Ruhumun senden İlahî, şudur ancak emeli:

Değmesin mabedimin göğsüne namahrem eli.

Bu ezanlar ki şehadetleri dinin temeli,

Ebedî, yurdumun üstünde benim inlemeli.

İstiklal Marşı. Mehmet Akif Ersoy!

14. Papa Efendi, Haçlı dünyasının 1700 yıllık özlemini İznik'te yaptığı ayinle alırken, aklımdan İstiklal Marşı'nın bu dörtlüğü geçti.

725 yıldır beş vakit ezanın ve salaların okunduğu İslam şehrinde, İslam başkentinde Papa, Allah'a şirk koşarak ayin yaptı.

Devletimiz ve Müslüman milletimiz; hangi dinden, dilden, ırktan olursa olsun, ihanet içerisinde olmayan tüm insanlığa bağrını, sofrasını, evini açan bir millet ve devlettir.

Ziyaret tamam ama ayine de müsaade edilmemeliydi. Bu arada 725 yıl dedim fakat bu senenin içerisinden 18 yılı çıkaralım.

Neden Malum CHP'nin diktatörlüğü döneminde, 1932 yılında başlayan ve 1950'de merhum Adnan Menderes'in iktidarına kadar süren 18 yıl, ezanın aslı gibi okunması yasaktı.

Evet, Papa'nın ziyareti bütün dünyada Haçlı zihniyetini coştururken, yeniden bir umut doğdu. Tabii içimizdeki malum mihraklara da umut oldu.

Barzani'nin Şırnak'taki gösterisi ne kadar büyük skandal ise Papa'nın İznik ayini de aynı seviyede değerlendirilebilir.

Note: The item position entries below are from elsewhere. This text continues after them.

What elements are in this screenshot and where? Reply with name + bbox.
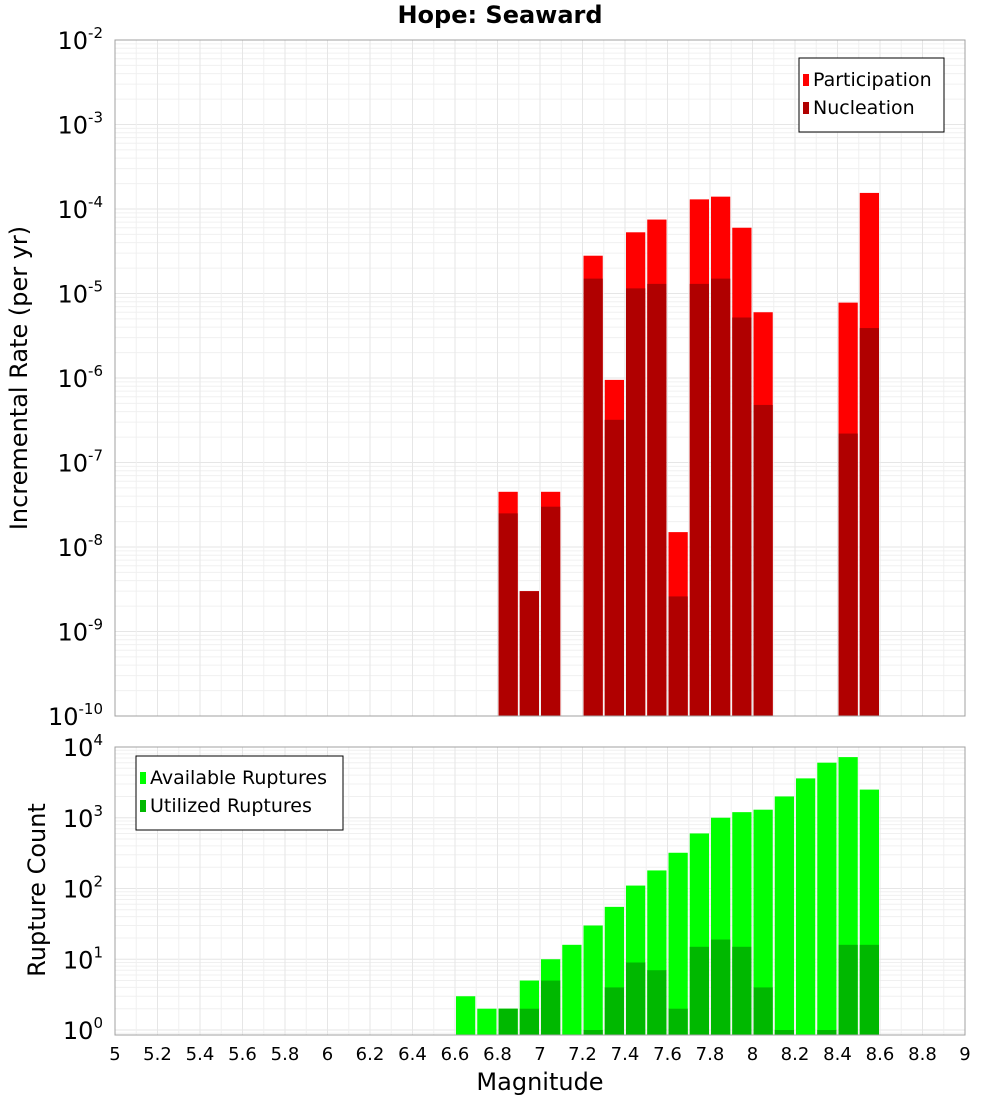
top-legend-box xyxy=(798,57,945,133)
bottom-legend-label: Utilized Ruptures xyxy=(150,795,312,817)
bottom-bar-utilized-ruptures xyxy=(711,939,731,1035)
x-tick-label: 8.6 xyxy=(866,1044,895,1065)
bottom-legend-swatch xyxy=(140,772,146,784)
bottom-bar-available-ruptures xyxy=(583,925,603,1035)
x-tick-label: 7.8 xyxy=(696,1044,725,1065)
x-axis-label: Magnitude xyxy=(476,1068,603,1096)
bottom-y-tick-label: 102 xyxy=(63,873,103,904)
bottom-y-tick-label: 103 xyxy=(63,802,103,833)
x-tick-label: 5.6 xyxy=(228,1044,257,1065)
top-bar-nucleation xyxy=(732,317,752,716)
bottom-y-tick-label: 100 xyxy=(63,1014,103,1045)
bottom-bar-available-ruptures xyxy=(796,778,816,1035)
bottom-bar-utilized-ruptures xyxy=(541,980,561,1035)
bottom-plot-frame xyxy=(114,746,966,1036)
x-tick-label: 7.2 xyxy=(568,1044,597,1065)
bottom-bar-utilized-ruptures xyxy=(498,1008,518,1035)
x-tick-label: 5.4 xyxy=(186,1044,215,1065)
top-bar-nucleation xyxy=(753,404,773,716)
bottom-bar-available-ruptures xyxy=(774,796,794,1035)
bottom-bar-utilized-ruptures xyxy=(838,944,858,1035)
top-bar-nucleation xyxy=(519,591,539,716)
x-tick-label: 5 xyxy=(109,1044,120,1065)
top-bar-nucleation xyxy=(689,283,709,716)
top-bar-nucleation xyxy=(498,513,518,716)
bottom-bar-available-ruptures xyxy=(562,944,582,1035)
chart-title: Hope: Seaward xyxy=(397,1,602,29)
bottom-legend-swatch xyxy=(140,800,146,812)
x-tick-label: 6 xyxy=(322,1044,333,1065)
top-legend-label: Nucleation xyxy=(813,97,915,119)
top-bar-nucleation xyxy=(583,278,603,716)
x-tick-label: 7.4 xyxy=(611,1044,640,1065)
x-tick-label: 8.2 xyxy=(781,1044,810,1065)
bottom-y-axis-label: Rupture Count xyxy=(23,803,51,977)
top-legend-label: Participation xyxy=(813,69,932,91)
bottom-bar-utilized-ruptures xyxy=(647,970,667,1035)
top-bar-nucleation xyxy=(604,419,624,716)
bottom-bar-available-ruptures xyxy=(668,852,688,1035)
bottom-bar-utilized-ruptures xyxy=(689,946,709,1035)
top-y-tick-label: 10-6 xyxy=(57,362,103,393)
x-tick-label: 9 xyxy=(959,1044,970,1065)
x-tick-label: 8.8 xyxy=(908,1044,937,1065)
bottom-bar-utilized-ruptures xyxy=(668,1008,688,1035)
top-plot-frame xyxy=(114,39,966,717)
x-tick-label: 7 xyxy=(534,1044,545,1065)
x-tick-label: 5.2 xyxy=(143,1044,172,1065)
x-tick-label: 7.6 xyxy=(653,1044,682,1065)
bottom-bar-utilized-ruptures xyxy=(753,987,773,1035)
x-tick-label: 6.4 xyxy=(398,1044,427,1065)
top-bar-nucleation xyxy=(541,506,561,716)
top-y-tick-label: 10-8 xyxy=(57,531,103,562)
bottom-bar-utilized-ruptures xyxy=(732,946,752,1035)
bottom-bar-utilized-ruptures xyxy=(817,1030,837,1035)
top-bar-nucleation xyxy=(838,433,858,716)
bottom-bar-utilized-ruptures xyxy=(859,944,879,1035)
top-legend-swatch xyxy=(803,102,809,114)
x-tick-label: 6.6 xyxy=(441,1044,470,1065)
bottom-bar-utilized-ruptures xyxy=(604,987,624,1035)
top-legend-swatch xyxy=(803,74,809,86)
x-tick-label: 6.2 xyxy=(356,1044,385,1065)
bottom-bar-available-ruptures xyxy=(753,809,773,1035)
bottom-bar-utilized-ruptures xyxy=(626,962,646,1035)
top-y-tick-label: 10-3 xyxy=(57,109,103,140)
bottom-bar-utilized-ruptures xyxy=(519,1008,539,1035)
top-bar-nucleation xyxy=(626,288,646,716)
x-tick-label: 8.4 xyxy=(823,1044,852,1065)
bottom-legend-label: Available Ruptures xyxy=(150,767,327,789)
x-tick-label: 5.8 xyxy=(271,1044,300,1065)
bottom-bar-utilized-ruptures xyxy=(774,1030,794,1035)
top-bar-nucleation xyxy=(647,283,667,716)
top-bar-nucleation xyxy=(859,328,879,716)
top-y-axis-label: Incremental Rate (per yr) xyxy=(5,226,33,530)
x-tick-label: 8 xyxy=(747,1044,758,1065)
x-tick-label: 6.8 xyxy=(483,1044,512,1065)
top-bar-nucleation xyxy=(711,278,731,716)
bottom-y-tick-label: 104 xyxy=(63,731,103,762)
bottom-y-tick-label: 101 xyxy=(63,943,103,974)
top-y-tick-label: 10-10 xyxy=(48,700,103,731)
bottom-legend-box xyxy=(135,755,344,831)
top-bar-nucleation xyxy=(668,596,688,716)
top-y-tick-label: 10-4 xyxy=(57,193,103,224)
bottom-bar-available-ruptures xyxy=(477,1008,497,1035)
top-y-tick-label: 10-2 xyxy=(57,24,103,55)
top-y-tick-label: 10-7 xyxy=(57,447,103,478)
top-y-tick-label: 10-9 xyxy=(57,616,103,647)
top-y-tick-label: 10-5 xyxy=(57,278,103,309)
bottom-bar-utilized-ruptures xyxy=(583,1030,603,1035)
bottom-bar-available-ruptures xyxy=(456,996,476,1035)
bottom-bar-available-ruptures xyxy=(817,762,837,1035)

Barzani'nin Türkiye'ye dost olması mümkün değildir. Menfaati olmadığı müddetçe ABD'nin, İngiltere'nin uydusu olarak daima bize karşı düşmanca tavır aldığı ve alacağı geçmişte görüldü halen de görülmektedir. Geçelim.

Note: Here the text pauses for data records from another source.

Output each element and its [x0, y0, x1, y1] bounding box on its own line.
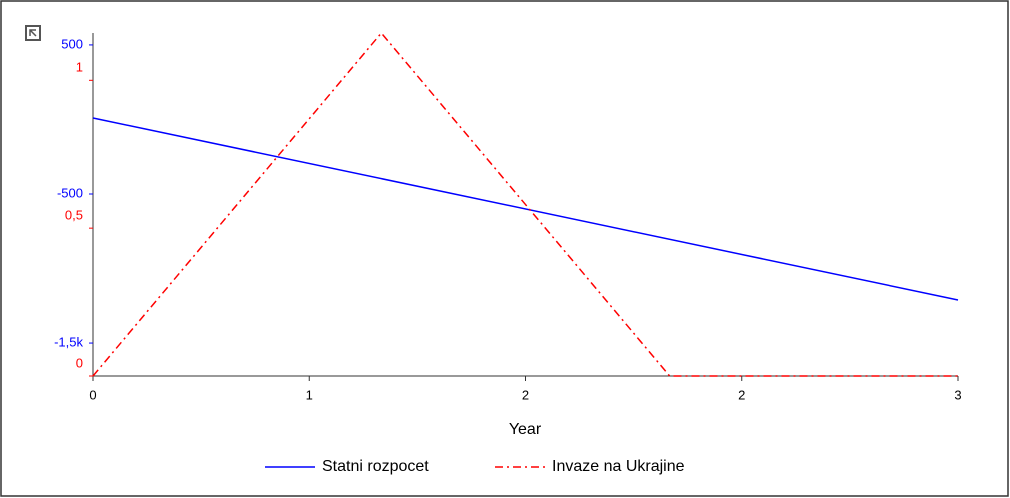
- series-line: [92, 31, 958, 377]
- x-tick-label: 3: [954, 387, 961, 402]
- x-tick-label: 2: [522, 387, 529, 402]
- series-line: [92, 117, 959, 301]
- y2-tick-label: 1: [76, 60, 83, 75]
- x-tick-label: 0: [89, 387, 96, 402]
- y-tick-label: 500: [61, 36, 83, 51]
- x-axis-label: Year: [509, 421, 542, 438]
- legend-label: Invaze na Ukrajine: [552, 458, 685, 475]
- y2-tick-label: 0,5: [65, 208, 83, 223]
- x-tick-label: 2: [738, 387, 745, 402]
- x-tick-label: 1: [306, 387, 313, 402]
- expand-icon[interactable]: [25, 25, 41, 41]
- y-tick-label: -500: [57, 185, 83, 200]
- legend-label: Statni rozpocet: [322, 458, 429, 475]
- y-tick-label: -1,5k: [54, 334, 83, 349]
- y2-tick-label: 0: [76, 355, 83, 370]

Mesela Papa'ya eşlik edenler, 1920 yılında Yunanlıların İznik'te yaptıkları yıkımlara, yangınlara, yağmaya, hatta Ayasofya'ya yaptıklarını gösterebilseydiler.

Bu kadar misafirperverlik, Hilal düşmanlığından vazgeçmeyen kimselere karşı bir hayli fazlaydı. Tamam, sevgi ve hoşgörü şiarımızdır lakin sınırı aşınca zehre dönüşür.

Papa'nın ve papalığın bize hayrı dokunmayacağı ve hayır gelmeyeceği asırlardır ortada iken, sıradan bir ziyaretmiş gibi algı çekmek ve bu algıya inanmak gerçekten acı.